Great for film festivals, dead in the lake for your favored American multiplex.

Getting back to that Georgian film I mentioned, Chantrapas is actually a deadpan comedy about the utter failure of eccentric art movies to catch on with the paying public. The filmmaker, Otar Iosseliani, knows it well. Born in 1934, he's seen his many films come and go at festivals around the world, championed by critics. To my knowledge, not one of his Keaton-and-Tati-influenced, meandering comic epics has ever played American theaters. In Chantrapas, a young Georgian "auteur" brings his movie to Paris. At the end of a preview screening, the only people left in the theater are the horror-stricken producers. The French audience has fled.

And for one afternoon, so did we. For one day out of our trip, my wife, Amy, and I skipped the film festival for:

A) A blue-collar Quebec lunch of steamed hot dogs and pommes frites dipped in gooey poutine.

B) A visit to Old Montreal and the Montreal Science Centre's mind-boggling "Sex: A Tell-All Exhibition." We had been prompted there by a come-on poster in the Montreal streets openly showing male and female anatomy: a penis, a vagina, pubic hair. [PHOTO] We were thrilled -- an enlightened Canadian city, nothing like the priggish USA. The exhibit itself was spectacular, totally uninhibited, and open to those 12 and over! Oui, there were parents there with curious kids learning about the joys of sexuality, including masturbation and homosexuality. Not to mention sexual responsibility and using protection -- this, in heavily Catholic Quebec.

The Fall of Womanland director Xiaodan He

But even in open-minded Montreal there's an occasional bluenose, as evidenced by the middle-aged English-Canadian lady in the audience for The Fall of Womanland, a Canadian-produced documentary about a region of southwest China that has been traditionally matriarchal and where the local Mosuo people have rejected marriage, practicing their version of free love. At the end of the screening, the lady stood up and screeched at the stunned female filmmaker, Xiaodan He:"Nobody with this film talked to those who suffer, the Chinese children! I think this film is scandalous. I don't want to hear about it with taxpayers' money!"

Filmmaker He, who emigrated from China to Canada, politely responded: "It's a big family there, and the children are happy." Her next project? She'd like to return to the Mosuo land, on the edge of the Himalayans, and investigate homosexuality.
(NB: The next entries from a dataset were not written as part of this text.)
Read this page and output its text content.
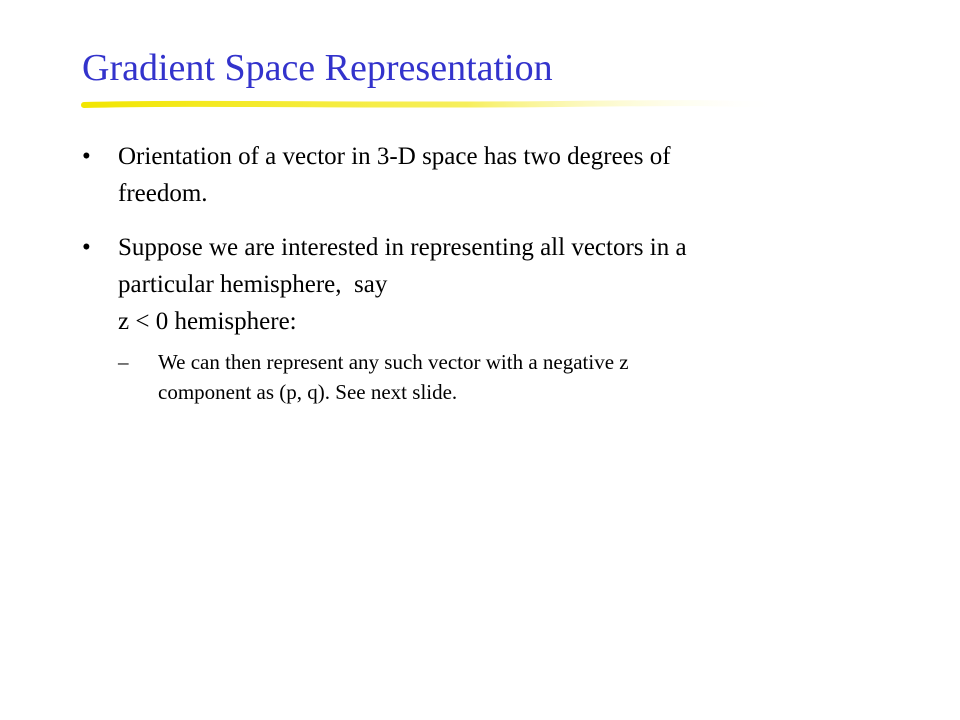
Gradient Space Representation
• Orientation of a vector in 3-D space has two degrees of
freedom.
• Suppose we are interested in representing all vectors in a
particular hemisphere,  say
z < 0 hemisphere:
– We can then represent any such vector with a negative z
component as (p, q). See next slide.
If there was one film I saw that has a chance for American distribution, it's Of Love and Other Demons, an opulent, intelligent adaptation of a 1994 Gabriel García Márquez novel by skilled Costa Rican filmmaker Hilda Hidalgo. Set in the 18th century, it's a "l'amour fou" tale of the fatal attraction of a doubting priest and an imprisoned teenage girl suspected of witchery.

Hidalgo met Marquez at a workshop in Cuba and told him that this novel, unlike others he's written, is cinematic. To her surprise, Marquez said, "Do you want to do it?" and gave his permission. When the film was almost finished, she screened it for the Nobel Prize-winning author.

"We showed it to Marquez in Mexico," Hidalgo explained in Montreal. "I didn't know I would be so nervous. For the first 25 minutes, he was silent. I was checking his face. Then he whispered to me, ‘The story is very well told,' and that he felt transported into the 18th century. At the end, he said, ‘I felt the essence of my novel was in your film.' "

I asked Hidalgo if she's now ready to adapt One Hundred Years of Solitude. "No!" she said, laughing at the idea. "I don't think Marquez wants One Hundred Years adapted. There is beauty and strength in the words. But with Of Love and Other Demons, the strength is in the images as much as the words."